Why a quadtree? Good question! A quadtree, or specifically a sparse quadtree allows us to build a graph that is optimized for reading data at specific positions quickly but also able to encapsulate a large amount of data at once without requiring additional space for empty areas (this is where the sparse bit comes in). For now, we don’t care too much about this but as we begin editing our data and doing other more complicated operations on it we’ll need to be able to quickly access and modify the data in our graph. A quadtree allows us to do this and can be scaled up better than a flat 2 dimensional array.
In order to build our quadtree we’re actually going to start with the octree base we have already created in our Unity Graph video (link below). We’re mostly going to be slamming it with a hammer to drop the third dimension we no longer need. Instead of building the quadtree from scratch then we’re performing an octree to quadtree conversion. This ideally would save us a lot of time. More if I actually knew what I was doing.
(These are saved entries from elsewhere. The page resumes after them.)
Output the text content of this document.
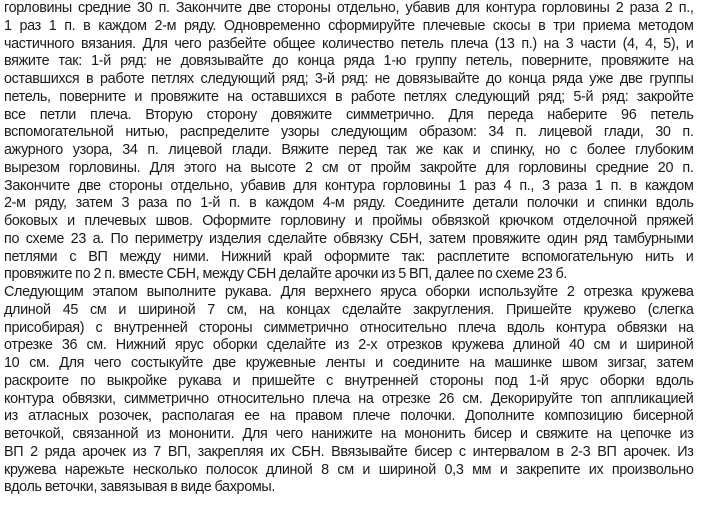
горловины средние 30 п. Закончите две стороны отдельно, убавив для контура горловины 2 раза 2 п.,
1 раз 1 п. в каждом 2-м ряду. Одновременно сформируйте плечевые скосы в три приема методом
частичного вязания. Для чего разбейте общее количество петель плеча (13 п.) на 3 части (4, 4, 5), и
вяжите так: 1-й ряд: не довязывайте до конца ряда 1-ю группу петель, поверните, провяжите на
оставшихся в работе петлях следующий ряд; 3-й ряд: не довязывайте до конца ряда уже две группы
петель, поверните и провяжите на оставшихся в работе петлях следующий ряд; 5-й ряд: закройте
все петли плеча. Вторую сторону довяжите симметрично. Для переда наберите 96 петель
вспомогательной нитью, распределите узоры следующим образом: 34 п. лицевой глади, 30 п.
ажурного узора, 34 п. лицевой глади. Вяжите перед так же как и спинку, но с более глубоким
вырезом горловины. Для этого на высоте 2 см от пройм закройте для горловины средние 20 п.
Закончите две стороны отдельно, убавив для контура горловины 1 раз 4 п., 3 раза 1 п. в каждом
2-м ряду, затем 3 раза по 1-й п. в каждом 4-м ряду. Соедините детали полочки и спинки вдоль
боковых и плечевых швов. Оформите горловину и проймы обвязкой крючком отделочной пряжей
по схеме 23 а. По периметру изделия сделайте обвязку СБН, затем провяжите один ряд тамбурными
петлями с ВП между ними. Нижний край оформите так: расплетите вспомогательную нить и
провяжите по 2 п. вместе СБН, между СБН делайте арочки из 5 ВП, далее по схеме 23 б.
Следующим этапом выполните рукава. Для верхнего яруса оборки используйте 2 отрезка кружева
длиной 45 см и шириной 7 см, на концах сделайте закругления. Пришейте кружево (слегка
присобирая) с внутренней стороны симметрично относительно плеча вдоль контура обвязки на
отрезке 36 см. Нижний ярус оборки сделайте из 2-х отрезков кружева длиной 40 см и шириной
10 см. Для чего состыкуйте две кружевные ленты и соедините на машинке швом зигзаг, затем
раскроите по выкройке рукава и пришейте с внутренней стороны под 1-й ярус оборки вдоль
контура обвязки, симметрично относительно плеча на отрезке 26 см. Декорируйте топ аппликацией
из атласных розочек, располагая ее на правом плече полочки. Дополните композицию бисерной
веточкой, связанной из мононити. Для чего нанижите на мононить бисер и свяжите на цепочке из
ВП 2 ряда арочек из 7 ВП, закрепляя их СБН. Ввязывайте бисер с интервалом в 2-3 ВП арочек. Из
кружева нарежьте несколько полосок длиной 8 см и шириной 0,3 мм и закрепите их произвольно
вдоль веточки, завязывая в виде бахромы.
Now that we have our quadtree built the next step is to develop our actual voxel system. We’ll look into solving that and actually building our mesh in the next videos!
Things will go smoothly he said. The other ones will crash and burn he said. Nope, the struggle is real. I have no idea what I’m doing… ¯_(ツ)_/¯
Catch up on how we built our original octree here: https://www.youtube.com/watch?v=m0guE7804to
Fun note: If you want to make an unlimited dimensional tree instead of developing separate trees for each number of dimensions (quadtree for 2d, octree for 3d etc) you should look up K-D Tree’s. They are the abstract version of this style of tree.